Georgia remained one of four states without a hate crimes bill, but calls for one renewed after the death of Ahmaud Arbery.
His mother, Wanda Cooper-Jones, told 11Alive the new bill is bittersweet.
“I’m happy that Ahmaud’s name will be a part of such a big change, but at the same time I have to snap back into reality that Ahmaud is gone, but his name will live forever I think,” she said, looking exhausted but relieved.
Cooper-Jones said she hopes the bill prevents other mothers from experiencing the same pain of losing a child in a potentially racially motivated crime.
Lee Merritt, attorney for the Arbery family, points to the bills as one of several long-term takeaways created out of the current Black Lives Matter movement.

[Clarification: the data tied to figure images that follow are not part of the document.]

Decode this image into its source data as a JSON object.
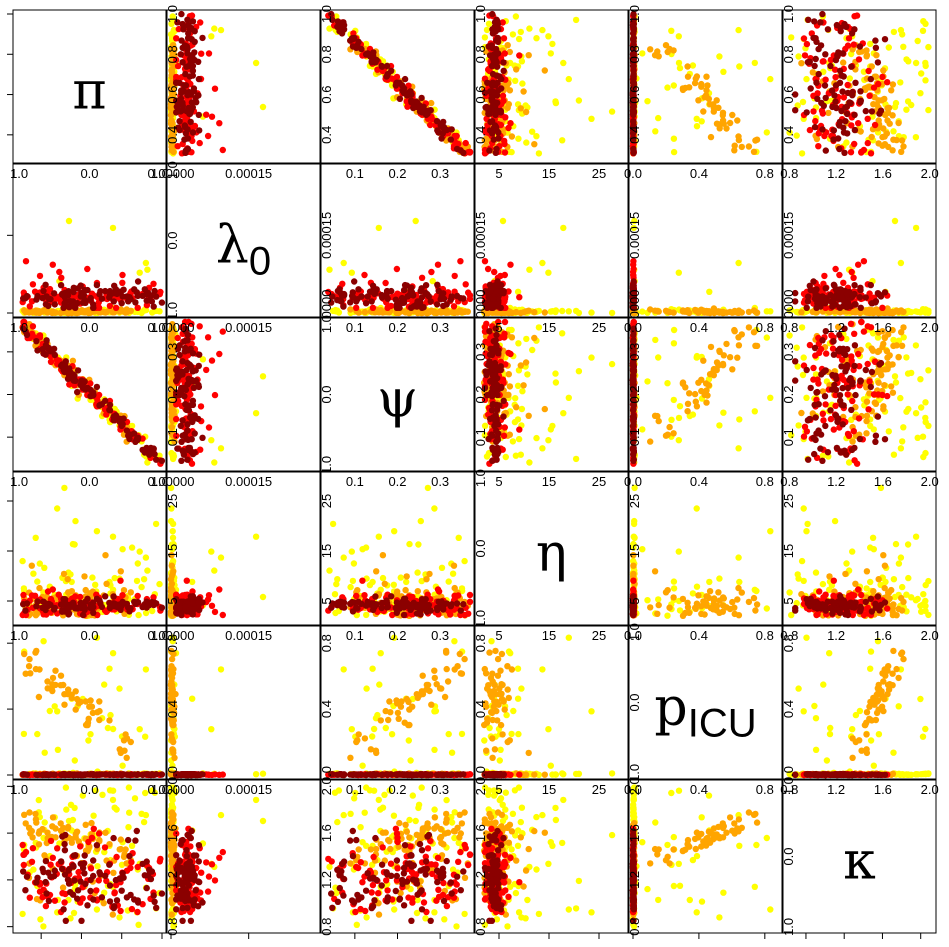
{
  "chart_data": {
    "type": "scatter",
    "title": "",
    "layout": "pairs-matrix",
    "variables": [
      {
        "id": "pi",
        "label_main": "π",
        "label_sub": "",
        "ticks": [
          "0.4",
          "0.6",
          "0.8",
          "1.0"
        ],
        "tick_values": [
          0.4,
          0.6,
          0.8,
          1.0
        ],
        "range": [
          0.28,
          1.0
        ]
      },
      {
        "id": "lambda0",
        "label_main": "λ",
        "label_sub": "0",
        "ticks": [
          "0.00000",
          "0.00015"
        ],
        "tick_values": [
          0.0,
          0.00015
        ],
        "range": [
          0.0,
          0.00028
        ]
      },
      {
        "id": "psi",
        "label_main": "ψ",
        "label_sub": "",
        "ticks": [
          "0.1",
          "0.2",
          "0.3"
        ],
        "tick_values": [
          0.1,
          0.2,
          0.3
        ],
        "range": [
          0.03,
          0.37
        ]
      },
      {
        "id": "eta",
        "label_main": "η",
        "label_sub": "",
        "ticks": [
          "5",
          "15",
          "25"
        ],
        "tick_values": [
          5,
          15,
          25
        ],
        "range": [
          1,
          30
        ]
      },
      {
        "id": "picu",
        "label_main": "p",
        "label_sub": "ICU",
        "ticks": [
          "0.0",
          "0.4",
          "0.8"
        ],
        "tick_values": [
          0.0,
          0.4,
          0.8
        ],
        "range": [
          0.0,
          0.88
        ]
      },
      {
        "id": "kappa",
        "label_main": "κ",
        "label_sub": "",
        "ticks": [
          "0.8",
          "1.2",
          "1.6",
          "2.0"
        ],
        "tick_values": [
          0.8,
          1.2,
          1.6,
          2.0
        ],
        "range": [
          0.78,
          2.02
        ]
      }
    ],
    "groups": [
      {
        "color": "#FFFF00"
      },
      {
        "color": "#FFA500"
      },
      {
        "color": "#FF0000"
      },
      {
        "color": "#8B0000"
      }
    ],
    "empty_axis_ticks": [
      "1.0",
      "0.0",
      "1.0"
    ],
    "samples_per_group": 90,
    "seed": 20240611,
    "xlabel": "",
    "ylabel": "",
    "grid": false,
    "legend": "none"
  }
}
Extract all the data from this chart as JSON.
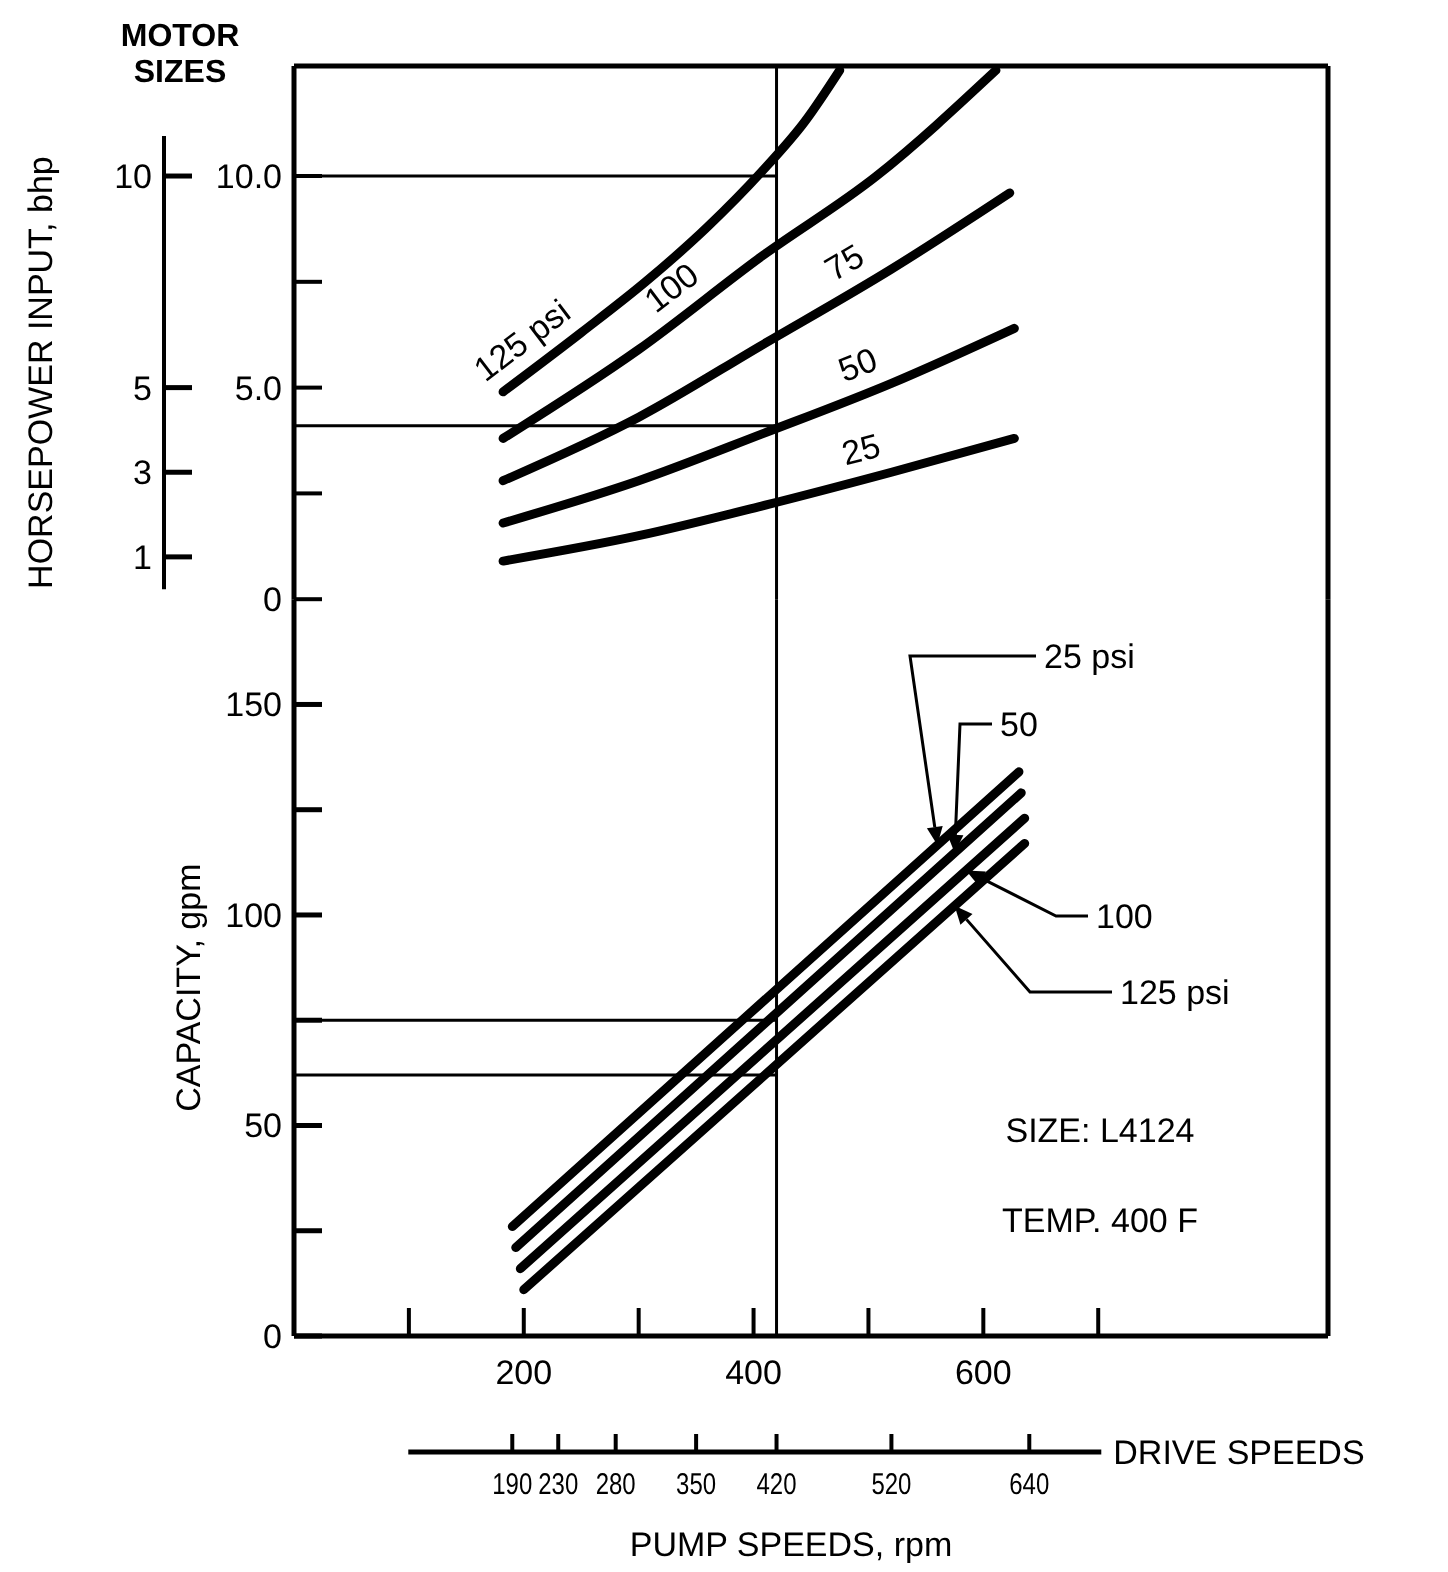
{
  "chart_data": [
    {
      "type": "line",
      "ylabel": "HORSEPOWER INPUT, bhp",
      "annotations": [
        "MOTOR SIZES"
      ],
      "xlim": [
        0,
        900
      ],
      "ylim": [
        0,
        12.6
      ],
      "yticks": [
        1,
        3,
        5,
        10
      ],
      "y2lim": [
        0,
        12.6
      ],
      "y2ticks": [
        0,
        {
          "value": 2.5,
          "label": null
        },
        {
          "value": 5,
          "label": "5.0"
        },
        {
          "value": 7.5,
          "label": null
        },
        {
          "value": 10,
          "label": "10.0"
        }
      ],
      "tick_labels": "y",
      "series": [
        {
          "name": "125 psi",
          "color": "#000000",
          "x": [
            182,
            250,
            306,
            360,
            407,
            445,
            475
          ],
          "values": [
            4.9,
            6.3,
            7.5,
            8.8,
            10.1,
            11.3,
            12.5
          ]
        },
        {
          "name": "100",
          "color": "#000000",
          "x": [
            182,
            300,
            407,
            507,
            611
          ],
          "values": [
            3.8,
            5.9,
            8.1,
            10.0,
            12.5
          ]
        },
        {
          "name": "75",
          "color": "#000000",
          "x": [
            182,
            300,
            407,
            520,
            623
          ],
          "values": [
            2.8,
            4.3,
            6.0,
            7.8,
            9.6
          ]
        },
        {
          "name": "50",
          "color": "#000000",
          "x": [
            182,
            300,
            407,
            520,
            627
          ],
          "values": [
            1.8,
            2.8,
            3.9,
            5.1,
            6.4
          ]
        },
        {
          "name": "25",
          "color": "#000000",
          "x": [
            182,
            300,
            407,
            520,
            627
          ],
          "values": [
            0.9,
            1.5,
            2.2,
            3.0,
            3.8
          ]
        }
      ],
      "ref_lines": [
        {
          "axis": "x",
          "value": 420,
          "color": "#000000"
        },
        {
          "axis": "y",
          "value": 10,
          "color": "#000000"
        },
        {
          "axis": "y",
          "value": 4.1,
          "color": "#000000"
        }
      ]
    },
    {
      "type": "line",
      "xlabel": "PUMP SPEEDS, rpm",
      "ylabel": "CAPACITY, gpm",
      "xlim": [
        0,
        900
      ],
      "xticks": [
        {
          "value": 100,
          "label": null
        },
        200,
        {
          "value": 300,
          "label": null
        },
        400,
        {
          "value": 500,
          "label": null
        },
        600,
        {
          "value": 700,
          "label": null
        }
      ],
      "ylim": [
        0,
        175
      ],
      "yticks": [
        0,
        {
          "value": 25,
          "label": null
        },
        50,
        {
          "value": 75,
          "label": null
        },
        100,
        {
          "value": 125,
          "label": null
        },
        150
      ],
      "x2lim": [
        0,
        900
      ],
      "x2ticks": [
        190,
        230,
        280,
        350,
        420,
        520,
        640
      ],
      "x2label": "DRIVE SPEEDS",
      "series": [
        {
          "name": "25 psi",
          "color": "#000000",
          "x": [
            190,
            631
          ],
          "values": [
            26,
            134
          ]
        },
        {
          "name": "50",
          "color": "#000000",
          "x": [
            193,
            633
          ],
          "values": [
            21,
            129
          ]
        },
        {
          "name": "100",
          "color": "#000000",
          "x": [
            197,
            636
          ],
          "values": [
            16,
            123
          ]
        },
        {
          "name": "125 psi",
          "color": "#000000",
          "x": [
            200,
            636
          ],
          "values": [
            11,
            117
          ]
        }
      ],
      "ref_lines": [
        {
          "axis": "x",
          "value": 420,
          "color": "#000000"
        },
        {
          "axis": "y",
          "value": 75,
          "color": "#000000"
        },
        {
          "axis": "y",
          "value": 62,
          "color": "#000000"
        }
      ],
      "annotations": [
        "SIZE: L4124",
        "TEMP. 400 F"
      ]
    }
  ]
}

“This new law is in place and it will be in place next week and next month and next year when this is no longer trending. And so it is a permanent takeaway and it’s a big deal,” said Merritt.
The bill went back and forth in the legislature for a week; first adding police as a protected class under the law, then removing them and placing police protections under another separate bill that passed.

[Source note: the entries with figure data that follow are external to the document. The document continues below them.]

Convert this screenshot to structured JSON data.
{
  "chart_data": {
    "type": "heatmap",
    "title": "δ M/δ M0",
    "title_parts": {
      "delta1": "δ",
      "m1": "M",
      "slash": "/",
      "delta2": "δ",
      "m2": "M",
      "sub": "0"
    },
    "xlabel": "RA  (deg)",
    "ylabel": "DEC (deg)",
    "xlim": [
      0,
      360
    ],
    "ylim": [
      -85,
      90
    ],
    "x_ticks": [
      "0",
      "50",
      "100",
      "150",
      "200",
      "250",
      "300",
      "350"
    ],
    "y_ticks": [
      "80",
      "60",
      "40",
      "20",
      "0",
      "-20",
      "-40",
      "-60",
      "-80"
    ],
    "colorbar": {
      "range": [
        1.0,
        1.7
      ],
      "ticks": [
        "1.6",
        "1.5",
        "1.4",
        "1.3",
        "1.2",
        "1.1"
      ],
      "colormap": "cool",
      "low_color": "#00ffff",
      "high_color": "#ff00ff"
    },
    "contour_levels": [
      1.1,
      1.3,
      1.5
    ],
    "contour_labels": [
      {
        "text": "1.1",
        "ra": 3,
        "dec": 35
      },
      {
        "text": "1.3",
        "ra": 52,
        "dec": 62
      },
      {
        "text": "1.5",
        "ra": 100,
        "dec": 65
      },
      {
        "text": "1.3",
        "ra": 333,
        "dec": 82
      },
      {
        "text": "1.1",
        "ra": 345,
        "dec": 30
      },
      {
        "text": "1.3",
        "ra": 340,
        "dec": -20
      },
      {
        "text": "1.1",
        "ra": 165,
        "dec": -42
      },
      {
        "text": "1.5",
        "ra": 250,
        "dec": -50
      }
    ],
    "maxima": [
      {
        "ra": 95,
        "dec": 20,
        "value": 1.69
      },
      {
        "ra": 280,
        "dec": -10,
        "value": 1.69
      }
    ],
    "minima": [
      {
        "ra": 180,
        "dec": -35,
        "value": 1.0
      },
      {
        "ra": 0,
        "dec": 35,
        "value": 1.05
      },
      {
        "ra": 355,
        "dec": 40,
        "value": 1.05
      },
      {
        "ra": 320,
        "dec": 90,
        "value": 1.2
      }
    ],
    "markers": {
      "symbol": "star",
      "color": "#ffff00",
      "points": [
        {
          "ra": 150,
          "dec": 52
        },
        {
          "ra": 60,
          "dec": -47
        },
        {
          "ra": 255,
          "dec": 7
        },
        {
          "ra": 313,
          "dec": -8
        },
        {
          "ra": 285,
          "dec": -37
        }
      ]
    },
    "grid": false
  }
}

The back and forth was a move Georgia NAACP President Reverend James Woodall said proves there’s more work to be done.
“To include that kind of provision when we already have laws on the books that protect them, that increase the penalties for crimes committed against people in that profession, to add to that in this moment, that tells us that Black Lives really do not matter,” Woodall said. “As we sat in the Rayshard Brooks funeral, HB838 was passed simultaneously as us witnessing the eulogy of Mr. Brooks."
The Vice President of the Anti-Defamation League, Alison Padilla-Goodman, called the statute a defining moment in Georgia history- with a clear message to all Georgians.

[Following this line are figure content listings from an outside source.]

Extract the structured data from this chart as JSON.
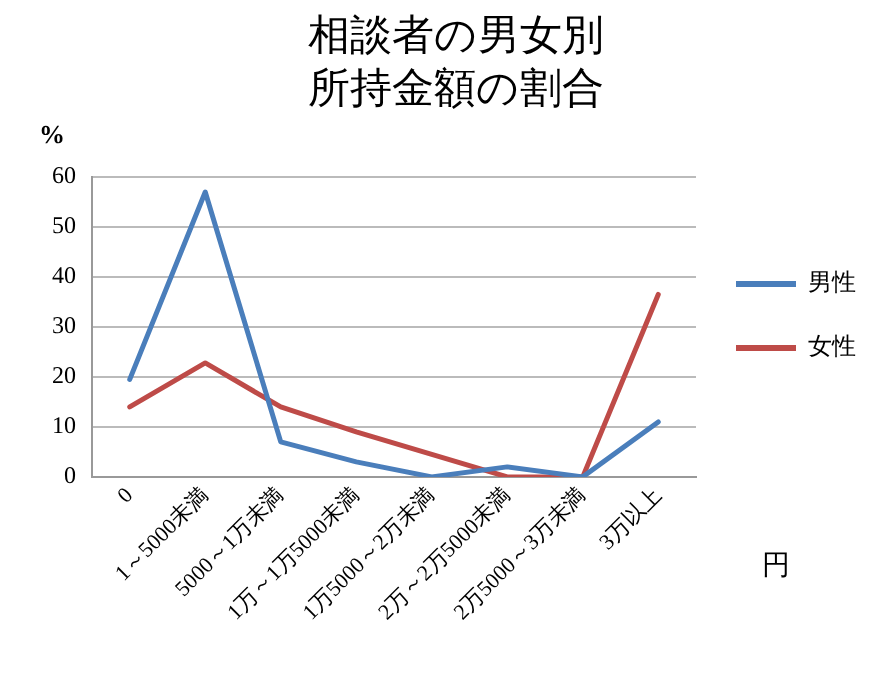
{
  "chart_data": {
    "type": "line",
    "title": "相談者の男女別所持金額の割合",
    "xlabel": "円",
    "ylabel": "%",
    "categories": [
      "0",
      "1～5000未満",
      "5000～1万未満",
      "1万～1万5000未満",
      "1万5000～2万未満",
      "2万～2万5000未満",
      "2万5000～3万未満",
      "3万以上"
    ],
    "series": [
      {
        "name": "男性",
        "color": "#4a7ebb",
        "values": [
          19.5,
          57,
          7,
          3,
          0,
          2,
          0,
          11
        ]
      },
      {
        "name": "女性",
        "color": "#be4b48",
        "values": [
          14,
          22.8,
          14,
          9,
          4.5,
          0,
          0,
          36.5
        ]
      }
    ],
    "ylim": [
      0,
      60
    ],
    "yticks": [
      0,
      10,
      20,
      30,
      40,
      50,
      60
    ],
    "grid": "y",
    "legend": "right",
    "marker": "none",
    "line_style": "solid"
  }
}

“We care about who you are and who you love, who you worship, what you look like and we are going to value you as an individual and we’re going to protect you,” said Padilla-Goodman, who worked to push a hate crimes bill in Georgia for years.
But everyone agrees, the bill is just the beginning, one piece of a much larger puzzle.
Woodall outlined four additional steps, including removing Brunswick Judicial Circuit District Attorney Jackie Johnson and Waycross Circuit District Attorney George Barnhill for “mishandling the Arbery investigation.” Woodall said he would also like to see a repeal of the Citizen’s arrest law, the stand your ground law and hopes to see more transparency regards to investigations into police departments.
Merritt agreed, adding a national police reform should be next and the work should continue long after 2020 ends.
“I’m hoping the reconstruction period last a lot longer than this next year," he said.
Cooper-Jones added, “We must continue to support and make sure that we get change. We can’t just stop,”
Merritt said Arbery's name may be on the hate crimes bill. There’s no timeline for when the governor will sign it, but his office said it's expected to happen after a legal review of the bill.